In this study, myoelectrical stimulation altered the structure of skeletal muscles during muscle atrophy in aging mice, stimulating muscle reshaping and inducing a muscle hypertrophy reaction that reversed muscle atrophy. However, the characteristics of facial muscles of humans and mouse skeletal muscles may differ. Future studies are needed to determine the similarities between skeletal and facial muscles or to provide conclusive evidence that facial muscles respond similarly or differently to external stimuli. Besides, the current study focuses exclusively on Chinese females. Although the objective of our study was to examine muscle performance from three perspectives: molecular biology, animal models, and human subjects, further research involving a more diverse population should be considered for a comprehensive understanding.

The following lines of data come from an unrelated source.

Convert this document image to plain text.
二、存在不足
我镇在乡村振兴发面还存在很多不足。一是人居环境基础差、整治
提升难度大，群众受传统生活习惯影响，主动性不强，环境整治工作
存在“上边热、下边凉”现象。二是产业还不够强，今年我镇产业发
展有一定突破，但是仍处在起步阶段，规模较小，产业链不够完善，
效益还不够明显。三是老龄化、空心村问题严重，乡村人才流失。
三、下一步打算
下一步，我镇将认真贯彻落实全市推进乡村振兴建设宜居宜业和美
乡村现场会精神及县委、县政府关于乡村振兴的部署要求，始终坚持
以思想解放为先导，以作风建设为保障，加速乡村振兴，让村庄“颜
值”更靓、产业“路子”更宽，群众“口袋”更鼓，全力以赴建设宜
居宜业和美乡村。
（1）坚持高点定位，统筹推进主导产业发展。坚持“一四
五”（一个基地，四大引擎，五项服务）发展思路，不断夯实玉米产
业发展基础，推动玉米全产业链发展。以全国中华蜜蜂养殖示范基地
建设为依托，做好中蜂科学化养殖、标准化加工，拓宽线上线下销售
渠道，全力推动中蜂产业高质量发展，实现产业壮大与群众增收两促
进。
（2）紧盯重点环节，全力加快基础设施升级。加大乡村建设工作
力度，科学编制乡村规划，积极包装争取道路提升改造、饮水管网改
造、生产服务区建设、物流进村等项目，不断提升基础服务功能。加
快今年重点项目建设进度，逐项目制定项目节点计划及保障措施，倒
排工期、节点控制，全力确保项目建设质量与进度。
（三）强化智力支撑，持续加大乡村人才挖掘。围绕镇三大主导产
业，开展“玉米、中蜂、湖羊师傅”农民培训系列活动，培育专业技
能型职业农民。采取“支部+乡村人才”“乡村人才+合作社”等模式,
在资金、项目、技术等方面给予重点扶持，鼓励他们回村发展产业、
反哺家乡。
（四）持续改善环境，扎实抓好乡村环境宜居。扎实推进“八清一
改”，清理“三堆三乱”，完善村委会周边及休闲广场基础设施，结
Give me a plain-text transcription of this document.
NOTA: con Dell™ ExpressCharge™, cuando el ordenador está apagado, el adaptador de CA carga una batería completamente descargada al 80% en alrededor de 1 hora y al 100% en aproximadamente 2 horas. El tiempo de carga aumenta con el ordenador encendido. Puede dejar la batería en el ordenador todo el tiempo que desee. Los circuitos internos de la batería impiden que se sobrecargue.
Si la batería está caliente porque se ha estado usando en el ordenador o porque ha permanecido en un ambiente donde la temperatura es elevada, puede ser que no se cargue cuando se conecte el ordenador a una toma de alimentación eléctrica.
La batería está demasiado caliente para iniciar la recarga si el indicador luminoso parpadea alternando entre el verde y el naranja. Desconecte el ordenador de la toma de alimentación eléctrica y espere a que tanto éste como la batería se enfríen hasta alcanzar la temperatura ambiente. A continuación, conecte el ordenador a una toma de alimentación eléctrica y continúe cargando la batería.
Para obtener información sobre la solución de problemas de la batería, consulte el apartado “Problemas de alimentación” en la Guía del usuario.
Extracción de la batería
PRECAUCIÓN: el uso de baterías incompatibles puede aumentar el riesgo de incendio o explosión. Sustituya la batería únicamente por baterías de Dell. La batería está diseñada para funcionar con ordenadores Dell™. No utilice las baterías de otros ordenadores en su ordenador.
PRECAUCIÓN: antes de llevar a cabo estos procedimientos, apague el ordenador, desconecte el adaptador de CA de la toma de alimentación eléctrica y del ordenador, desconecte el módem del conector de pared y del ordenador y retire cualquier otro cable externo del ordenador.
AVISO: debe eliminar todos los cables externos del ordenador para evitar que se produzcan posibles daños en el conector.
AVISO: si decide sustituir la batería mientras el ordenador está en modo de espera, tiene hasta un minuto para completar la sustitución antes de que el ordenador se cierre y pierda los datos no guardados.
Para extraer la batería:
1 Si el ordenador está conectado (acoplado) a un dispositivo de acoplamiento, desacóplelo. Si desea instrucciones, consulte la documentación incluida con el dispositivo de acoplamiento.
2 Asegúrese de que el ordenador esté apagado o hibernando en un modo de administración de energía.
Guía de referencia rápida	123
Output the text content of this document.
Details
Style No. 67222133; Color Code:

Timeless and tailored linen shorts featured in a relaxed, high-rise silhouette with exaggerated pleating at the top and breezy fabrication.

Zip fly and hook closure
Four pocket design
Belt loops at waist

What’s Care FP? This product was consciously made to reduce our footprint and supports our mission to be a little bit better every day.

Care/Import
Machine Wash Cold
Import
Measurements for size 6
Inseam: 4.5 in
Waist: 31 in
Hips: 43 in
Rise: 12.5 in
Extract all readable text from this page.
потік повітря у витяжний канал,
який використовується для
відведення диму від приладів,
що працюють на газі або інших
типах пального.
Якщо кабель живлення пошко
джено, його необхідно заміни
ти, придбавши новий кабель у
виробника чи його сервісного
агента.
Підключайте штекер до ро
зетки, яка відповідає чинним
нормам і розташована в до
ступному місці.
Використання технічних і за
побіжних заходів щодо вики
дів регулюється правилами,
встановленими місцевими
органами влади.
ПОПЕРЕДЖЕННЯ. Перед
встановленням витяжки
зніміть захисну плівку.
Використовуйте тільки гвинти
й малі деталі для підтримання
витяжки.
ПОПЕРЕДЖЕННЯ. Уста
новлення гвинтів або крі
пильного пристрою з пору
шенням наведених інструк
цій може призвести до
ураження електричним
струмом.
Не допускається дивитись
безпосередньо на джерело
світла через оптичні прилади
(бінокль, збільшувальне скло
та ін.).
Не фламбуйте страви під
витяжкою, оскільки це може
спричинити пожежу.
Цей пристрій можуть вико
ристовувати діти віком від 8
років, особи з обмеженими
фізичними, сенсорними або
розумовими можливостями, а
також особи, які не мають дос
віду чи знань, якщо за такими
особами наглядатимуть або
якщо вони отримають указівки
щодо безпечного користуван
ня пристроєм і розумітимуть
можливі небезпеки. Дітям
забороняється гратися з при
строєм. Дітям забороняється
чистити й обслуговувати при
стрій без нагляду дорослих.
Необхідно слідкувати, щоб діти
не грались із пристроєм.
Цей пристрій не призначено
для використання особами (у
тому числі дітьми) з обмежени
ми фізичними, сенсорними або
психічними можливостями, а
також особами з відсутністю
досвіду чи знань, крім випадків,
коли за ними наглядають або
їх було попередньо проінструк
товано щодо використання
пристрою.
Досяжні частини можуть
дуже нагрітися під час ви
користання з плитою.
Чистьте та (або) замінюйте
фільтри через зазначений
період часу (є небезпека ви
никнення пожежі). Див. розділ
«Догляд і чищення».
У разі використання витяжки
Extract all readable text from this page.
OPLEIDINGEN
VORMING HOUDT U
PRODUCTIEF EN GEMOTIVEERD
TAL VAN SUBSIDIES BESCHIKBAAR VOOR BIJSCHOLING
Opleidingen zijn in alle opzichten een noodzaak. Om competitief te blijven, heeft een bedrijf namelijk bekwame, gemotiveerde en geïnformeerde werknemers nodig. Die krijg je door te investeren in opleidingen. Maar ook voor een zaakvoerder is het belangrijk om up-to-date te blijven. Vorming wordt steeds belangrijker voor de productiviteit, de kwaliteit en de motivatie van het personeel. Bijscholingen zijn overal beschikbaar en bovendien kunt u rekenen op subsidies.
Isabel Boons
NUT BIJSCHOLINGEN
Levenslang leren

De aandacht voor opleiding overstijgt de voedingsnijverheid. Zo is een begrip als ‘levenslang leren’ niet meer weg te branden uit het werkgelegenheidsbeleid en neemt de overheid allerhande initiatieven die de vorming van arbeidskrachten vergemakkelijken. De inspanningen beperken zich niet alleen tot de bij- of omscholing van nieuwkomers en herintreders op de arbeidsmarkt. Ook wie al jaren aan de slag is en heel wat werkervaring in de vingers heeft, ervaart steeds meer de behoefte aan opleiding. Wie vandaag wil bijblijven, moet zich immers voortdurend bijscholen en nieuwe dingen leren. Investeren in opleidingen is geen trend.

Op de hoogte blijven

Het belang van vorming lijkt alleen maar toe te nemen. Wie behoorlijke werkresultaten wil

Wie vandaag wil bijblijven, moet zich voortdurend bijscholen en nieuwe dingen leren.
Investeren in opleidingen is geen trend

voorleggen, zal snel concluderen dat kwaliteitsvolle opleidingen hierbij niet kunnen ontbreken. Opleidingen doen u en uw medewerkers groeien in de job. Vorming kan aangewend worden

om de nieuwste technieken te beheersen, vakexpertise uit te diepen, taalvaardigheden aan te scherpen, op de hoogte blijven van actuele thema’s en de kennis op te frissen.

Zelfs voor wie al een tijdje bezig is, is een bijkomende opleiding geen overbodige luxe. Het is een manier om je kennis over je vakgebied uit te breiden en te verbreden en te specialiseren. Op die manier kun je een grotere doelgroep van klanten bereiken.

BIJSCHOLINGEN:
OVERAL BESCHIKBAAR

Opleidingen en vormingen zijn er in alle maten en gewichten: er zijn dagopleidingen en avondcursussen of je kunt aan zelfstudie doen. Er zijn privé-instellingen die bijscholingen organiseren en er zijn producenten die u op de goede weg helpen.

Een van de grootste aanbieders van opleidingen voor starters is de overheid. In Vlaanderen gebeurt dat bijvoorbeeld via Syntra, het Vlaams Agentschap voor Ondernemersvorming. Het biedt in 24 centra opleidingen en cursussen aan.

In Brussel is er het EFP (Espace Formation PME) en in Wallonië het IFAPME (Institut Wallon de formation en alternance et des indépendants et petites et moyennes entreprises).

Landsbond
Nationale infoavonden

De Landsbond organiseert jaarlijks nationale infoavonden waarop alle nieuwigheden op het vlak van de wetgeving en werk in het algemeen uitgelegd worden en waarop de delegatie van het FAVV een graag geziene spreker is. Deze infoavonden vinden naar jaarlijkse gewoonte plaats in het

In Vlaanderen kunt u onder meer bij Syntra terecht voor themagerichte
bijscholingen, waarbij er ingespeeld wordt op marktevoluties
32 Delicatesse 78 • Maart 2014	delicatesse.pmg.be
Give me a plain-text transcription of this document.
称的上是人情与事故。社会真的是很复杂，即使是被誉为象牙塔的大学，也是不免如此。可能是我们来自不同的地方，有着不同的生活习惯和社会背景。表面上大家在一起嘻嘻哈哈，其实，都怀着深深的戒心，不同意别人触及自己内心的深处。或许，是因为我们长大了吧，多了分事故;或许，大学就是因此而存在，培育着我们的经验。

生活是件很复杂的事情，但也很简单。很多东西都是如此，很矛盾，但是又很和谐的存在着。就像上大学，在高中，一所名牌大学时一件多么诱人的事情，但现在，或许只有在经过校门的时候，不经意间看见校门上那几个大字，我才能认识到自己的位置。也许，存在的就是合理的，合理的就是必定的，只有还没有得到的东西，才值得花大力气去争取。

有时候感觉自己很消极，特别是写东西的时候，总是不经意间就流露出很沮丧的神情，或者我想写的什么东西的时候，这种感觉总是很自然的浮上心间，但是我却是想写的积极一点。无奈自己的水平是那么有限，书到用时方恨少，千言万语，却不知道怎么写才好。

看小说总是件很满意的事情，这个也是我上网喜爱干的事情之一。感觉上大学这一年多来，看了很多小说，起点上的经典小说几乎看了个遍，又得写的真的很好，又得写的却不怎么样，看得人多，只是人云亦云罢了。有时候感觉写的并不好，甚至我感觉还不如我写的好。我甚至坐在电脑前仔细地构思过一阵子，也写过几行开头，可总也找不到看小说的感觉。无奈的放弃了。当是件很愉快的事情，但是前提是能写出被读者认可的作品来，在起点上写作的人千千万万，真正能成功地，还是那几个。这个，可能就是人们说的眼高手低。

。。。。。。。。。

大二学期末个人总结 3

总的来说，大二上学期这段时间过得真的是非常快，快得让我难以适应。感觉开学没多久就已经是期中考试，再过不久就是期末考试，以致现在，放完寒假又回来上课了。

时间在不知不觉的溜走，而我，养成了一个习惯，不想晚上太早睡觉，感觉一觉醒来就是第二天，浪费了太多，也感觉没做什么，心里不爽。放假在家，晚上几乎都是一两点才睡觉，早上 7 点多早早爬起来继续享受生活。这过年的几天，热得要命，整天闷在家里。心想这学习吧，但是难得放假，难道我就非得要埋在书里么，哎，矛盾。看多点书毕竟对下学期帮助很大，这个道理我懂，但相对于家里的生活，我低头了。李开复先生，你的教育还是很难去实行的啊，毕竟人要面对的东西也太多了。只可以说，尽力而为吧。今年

In conclusion, based on a human efficacy test of FEFT devices, we monitored the effects of FEFT on facial skin and facial muscle toning and found that it significantly improved facial muscle toning. Animal experiments in aging mice were then conducted to investigate the underlying mechanisms of myoelectrical stimulation. Notably, FEFT alleviated d‐galactose‐induced aging in mice by increasing muscle activation and myogenesis via increased myogenic factor expression under treatment conditions. These results shed light on the mechanisms by which FEFT affects myogenic factor activation and myogenesis in humans. Our findings support the advancement of medical and cosmetic products utilizing FEFT, facilitating expanded clinical applications.

Author Contributions

Boyang Jiang: methodology, investigation, validation, writing – original draft, writing – review and editing. Bingbing Chen: investigation, data curation, writing – original draft. Jia Xu: methodology, validation. Jieshu Luo: methodology, validation. Min Yao: conceptualization, writing – review and editing.

Ethics Statement

All procedures were in accordance with the ethical standards of the responsible committee on human experimentation (institutional and national) and with the Helsinki Declaration of 1975, as revised in 2000. Informed consent was obtained from all patients included in the study. Animal experimental manipulations were undertaken in accordance with the Institutional Guidelines for the Care and Use of Laboratory Animals, Department of Science and Technology of Guangdong Province (Permit number SYXK (Yue) 2020–0230), and were performed in accordance with the NIH Guide for the Care and Use of Laboratory Animals.

Conflicts of Interest

The authors declare no conflicts of interest.

Supporting information

Table S1.

Table S2.

Table S3.

Data Availability Statement

The data that support the findings of this study are available on request from the corresponding author. The data are not publicly available due to privacy or ethical restrictions.